0
votes

I am trying to create azure data factory pipelines and resources using python. I was successful with certain ADF activities like Lookup, Copy .. but the problem I am facing here is I am trying to copy few tables from SQL to blob using FOR Each activity and it is throwing the below error

How would you create activities inside for each activity? Any inputs is greatly appreciated. Thanks!

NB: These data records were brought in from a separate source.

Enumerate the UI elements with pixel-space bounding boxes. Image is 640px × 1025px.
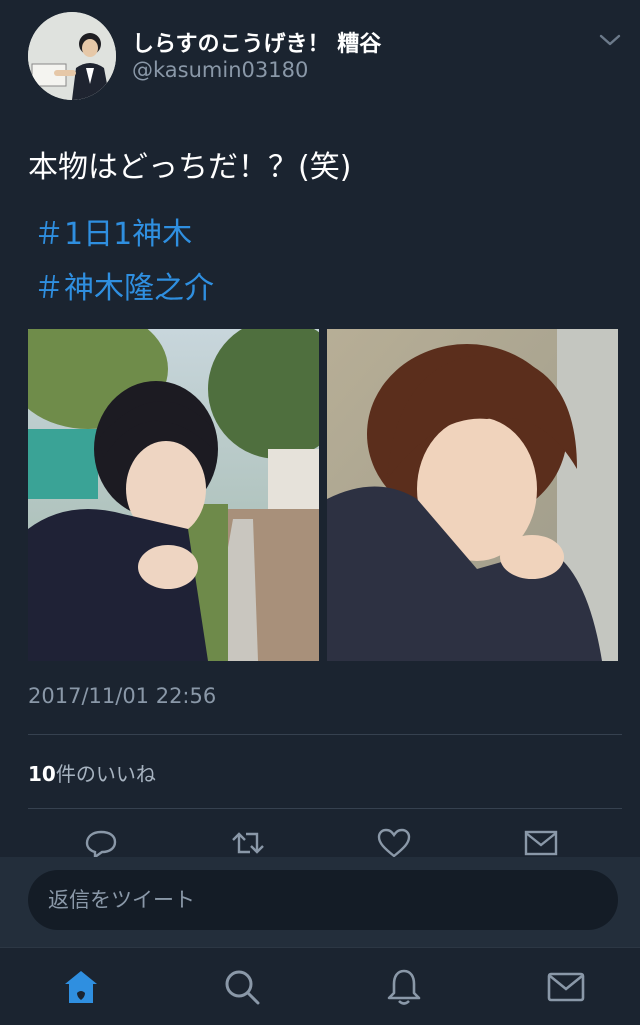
tweet-photo-left[interactable] [28,329,319,661]
user-handle[interactable]: @kasumin03180 [132,58,308,82]
notifications-icon[interactable] [384,967,424,1007]
tweet-timestamp: 2017/11/01 22:56 [28,684,217,708]
tweet-text: 本物はどっちだ！？(笑) [28,150,352,185]
divider [28,734,622,735]
home-icon[interactable] [61,967,101,1007]
chevron-down-icon[interactable] [598,30,622,50]
heart-icon[interactable] [376,828,412,858]
likes-number: 10 [28,762,56,786]
reply-icon[interactable] [83,828,119,860]
direct-message-icon[interactable] [523,828,559,858]
retweet-icon[interactable] [230,828,266,858]
display-name[interactable]: しらすのこうげき！ 糟谷 [132,26,381,58]
reply-input[interactable] [28,870,618,930]
hashtag-link[interactable]: ＃神木隆之介 [34,263,214,307]
messages-icon[interactable] [546,967,586,1007]
tweet-photo-right[interactable] [327,329,618,661]
hashtag-link[interactable]: ＃1日1神木 [34,209,192,253]
tweet-detail-screen: しらすのこうげき！ 糟谷 @kasumin03180 本物はどっちだ！？(笑) … [0,0,640,1025]
user-avatar[interactable] [28,12,116,100]
likes-count[interactable]: 10件のいいね [28,758,156,787]
divider [28,808,622,809]
search-icon[interactable] [222,967,262,1007]
likes-label: 件のいいね [55,762,156,786]
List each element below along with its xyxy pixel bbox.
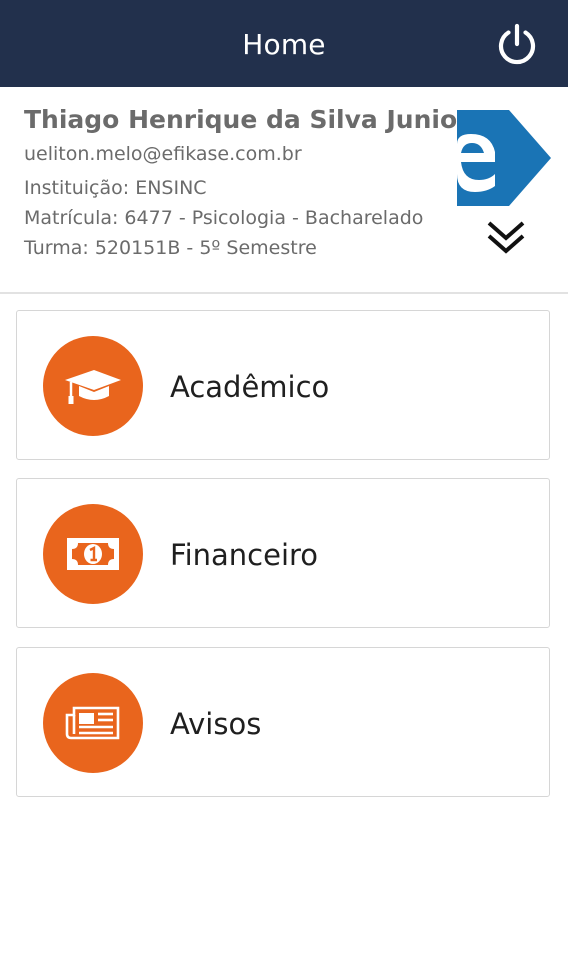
student-institution: Instituição: ENSINC — [24, 177, 207, 199]
app-header: Home — [0, 0, 568, 87]
menu-icon-circle — [43, 673, 143, 773]
menu-card-academico[interactable]: Acadêmico — [16, 310, 550, 460]
double-chevron-down-icon — [487, 221, 525, 254]
power-icon — [498, 23, 536, 65]
logout-button[interactable] — [494, 22, 540, 68]
student-class: Turma: 520151B - 5º Semestre — [24, 237, 317, 259]
menu-card-avisos[interactable]: Avisos — [16, 647, 550, 797]
app-screen: Home Thiago Henrique da Silva Junior uel… — [0, 0, 568, 969]
menu-label: Financeiro — [170, 538, 319, 572]
menu-card-financeiro[interactable]: Financeiro — [16, 478, 550, 628]
student-enrollment: Matrícula: 6477 - Psicologia - Bacharela… — [24, 207, 424, 229]
profile-panel: Thiago Henrique da Silva Junior ueliton.… — [0, 87, 568, 294]
efikase-logo — [457, 108, 553, 208]
student-name: Thiago Henrique da Silva Junior — [24, 105, 470, 134]
menu-label: Avisos — [170, 707, 262, 741]
page-title: Home — [242, 28, 326, 61]
expand-profile-button[interactable] — [484, 217, 528, 257]
menu-icon-circle — [43, 504, 143, 604]
banknote-icon — [67, 538, 119, 570]
menu-label: Acadêmico — [170, 370, 330, 404]
graduation-cap-icon — [65, 370, 121, 404]
student-email: ueliton.melo@efikase.com.br — [24, 143, 302, 165]
newspaper-icon — [65, 706, 120, 740]
menu-icon-circle — [43, 336, 143, 436]
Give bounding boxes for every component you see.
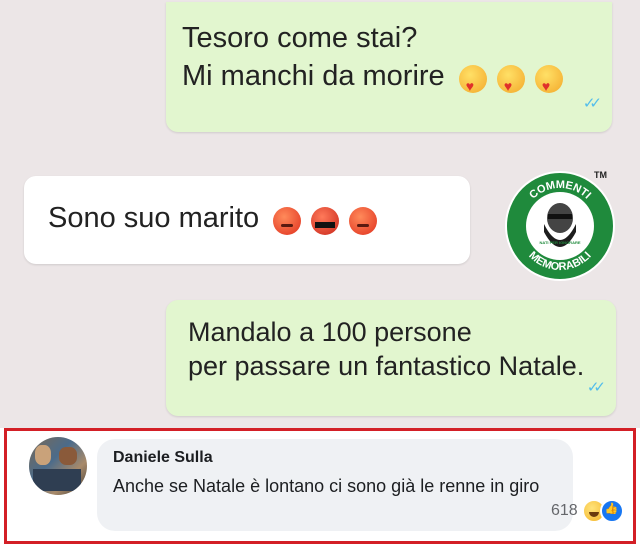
- message-line: Sono suo marito: [48, 200, 379, 237]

Ref: https://docs.microsoft.com/en-us/python/api/azure-mgmt-datafactory/azure.mgmt.datafactory.models.foreachactivity?view=azure-python

Error Message

TypeError: 'CopyActivity' object is not iterable

Code Block

## Lookup Activity
ls_sql_name = 'ls_'+project_name+'_'+src_svr_type+'_dev'
linked_service_name =LinkedServiceReference(reference_name=ls_sql_name)
lkp_act_name ='Get Table Names'
sql_reader_query = "SELECT top 3 name from sys.tables where name like '%dim'"
source = SqlSource(sql_reader_query= sql_reader_query)
dataset= {"referenceName": "ds_sql_Dim_input","type": "DatasetReference"}
LookupActivity_ = LookupActivity(name =lkp_act_name, linked_service_name= linked_service_name, source = source, dataset = dataset
                                ,first_row_only =False)


#create copy activity
ds_name = 'ds_sql_dim_input' #these datasets already created
dsOut_name ='ds_blob_dim_output' #these datasets already created

copy_act_name = 'Copy SQL to Blob(parquet)'
sql_reader_query =  {"value": "@item().name","type": "Expression"}
sql_source = SqlSource(sql_reader_query=sql_reader_query)
blob_sink = ParquetSink()
dsin_ref = DatasetReference(reference_name=ds_name)
dsOut_ref = DatasetReference(reference_name=dsOut_name)
copy_activity = CopyActivity(name=copy_act_name,inputs=[dsin_ref], outputs=[dsOut_ref], source=sql_source, sink=blob_sink)

## For Each Activity
pl_name ='pl_Test'
items= {"value": "@activity('Get Table Names').output.value","type": "Expression"}
dependsOn = [{"activity": "Get Table Names","dependencyConditions": ["Succeeded"]}]
ForEachActivity_= ForEachActivity(name = 'Copy tables in loop',items=items,depends_on=dependsOn ,activities =copy_activity)

params_for_pipeline = {}
p_obj = PipelineResource(activities=[LookupActivity_,ForEachActivity_], parameters=params_for_pipeline)
p = adf_client.pipelines.create_or_update(rg_name, df_name, pl_name, p_obj)
1

1 Answers

1
votes

Activities needs to be a list of Activity, and you are passing a single one. Try creating a list and add the copy activity to it, and the pass that list in the activities parameter.